Conhecemos alguns fatos da vida de Sidonie quando a mesma concede entrevistas a jornalistas japoneses. Nessas ocasiões, ela fala da morte trágica dos pais e do irmão em um acidente de carro. E depois de outro acidente no qual perdeu o marido, apesar dela sair com o corpo intacto dessa colisão. Mas o Japão, segundo Kenzo, é um país em que os mortos convivem lado a lado com os vivos, pelo menos é essa a resposta que ele dá a Sidonie quando ela afirma estar vendo o marido em seu quarto de hotel. É pelo menos dessa maneira que a diretora Élise Girard situa a sua história, em um terreno onde o fantasmagórico passeia na trama sem grande arroubos dramatúrgicos.
Élise Girard introduz à narrativa de Sidonie no Japão momentos muitos poéticos, seja na maneira contemplativa na qual pensa os enquadramentos em si seja na própria construção da mise-en-scène como um todo. A sensibilidade explode quando assistimos a um sonho de Sidonie em que o marido Antoine (Gustav Diehl) a encontra quase que levitando por entre as flores de um pé de cerejeira e eles se beijam e a imagem dele se metamorfoseia na de Kenzo, como uma autorização para que ela concretizasse o desejo pelo editor japonês. Esse talvez seja o momento mais pictórico e intenso, talvez o único, a que Élise Girard se permite no filme.
O que seria o momento mais esperado, o do sexo entre eles, Élise Girard propõe uma encenação inesperada e nada convencional. Enquanto vemos fotos deles nus na cama, jamais com imagens explícitas, apenas algumas sugestivas e insinuantes, ouvimos ambos conversarem sobre as qualidades do outro. Essas construções poéticas mostram uma sensibilidade incomum da diretora no pensar a mise-en-scène de Sidonie no Japão.
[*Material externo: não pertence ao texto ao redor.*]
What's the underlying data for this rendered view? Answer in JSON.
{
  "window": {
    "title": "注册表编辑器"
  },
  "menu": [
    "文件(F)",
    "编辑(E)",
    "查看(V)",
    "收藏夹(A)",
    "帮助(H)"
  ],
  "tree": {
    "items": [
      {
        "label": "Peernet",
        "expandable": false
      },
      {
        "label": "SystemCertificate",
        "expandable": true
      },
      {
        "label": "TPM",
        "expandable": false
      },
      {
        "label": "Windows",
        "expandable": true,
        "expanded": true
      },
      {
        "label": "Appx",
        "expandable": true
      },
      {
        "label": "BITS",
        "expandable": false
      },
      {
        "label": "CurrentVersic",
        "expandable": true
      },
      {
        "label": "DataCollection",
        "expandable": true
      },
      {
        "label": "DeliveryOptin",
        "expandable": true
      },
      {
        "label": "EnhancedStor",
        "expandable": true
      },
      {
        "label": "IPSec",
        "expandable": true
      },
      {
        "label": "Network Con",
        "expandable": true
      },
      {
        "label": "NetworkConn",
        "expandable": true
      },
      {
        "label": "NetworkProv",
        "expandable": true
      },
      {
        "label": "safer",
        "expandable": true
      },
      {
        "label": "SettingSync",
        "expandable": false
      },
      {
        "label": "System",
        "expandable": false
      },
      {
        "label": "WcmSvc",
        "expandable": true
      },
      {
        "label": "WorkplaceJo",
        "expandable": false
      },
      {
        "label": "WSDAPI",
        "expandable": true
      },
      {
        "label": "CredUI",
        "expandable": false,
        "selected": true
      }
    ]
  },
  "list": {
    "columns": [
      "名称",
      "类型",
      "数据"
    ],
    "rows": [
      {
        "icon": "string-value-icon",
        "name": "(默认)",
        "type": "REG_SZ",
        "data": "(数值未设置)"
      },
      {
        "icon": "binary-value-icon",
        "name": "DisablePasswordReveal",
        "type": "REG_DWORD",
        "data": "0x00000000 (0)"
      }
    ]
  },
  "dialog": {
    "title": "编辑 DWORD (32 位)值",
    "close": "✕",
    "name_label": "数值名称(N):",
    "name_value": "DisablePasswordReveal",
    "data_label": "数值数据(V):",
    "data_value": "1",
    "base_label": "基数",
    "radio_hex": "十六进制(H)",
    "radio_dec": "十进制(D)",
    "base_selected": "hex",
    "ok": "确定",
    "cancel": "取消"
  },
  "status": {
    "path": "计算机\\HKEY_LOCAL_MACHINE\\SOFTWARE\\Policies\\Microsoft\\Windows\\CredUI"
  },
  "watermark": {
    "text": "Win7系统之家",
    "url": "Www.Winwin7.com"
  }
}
A singeleza das cenas e o distanciamento imperativo da câmera, constroem um universo próprio daquelas subjetividades e fazem com que pensemos sobre os percalços que as vivências do passado estão em nós e como a imprevisibilidade da vida pode nos agraciar com pequenos e inesquecíveis momentos de felicidade. A delicadeza que tanto anda nos escapando, aqui toma uma forma que chega ser dilacerante, mesmo que haja sempre um rumor de humor perpassando a maioria das cenas.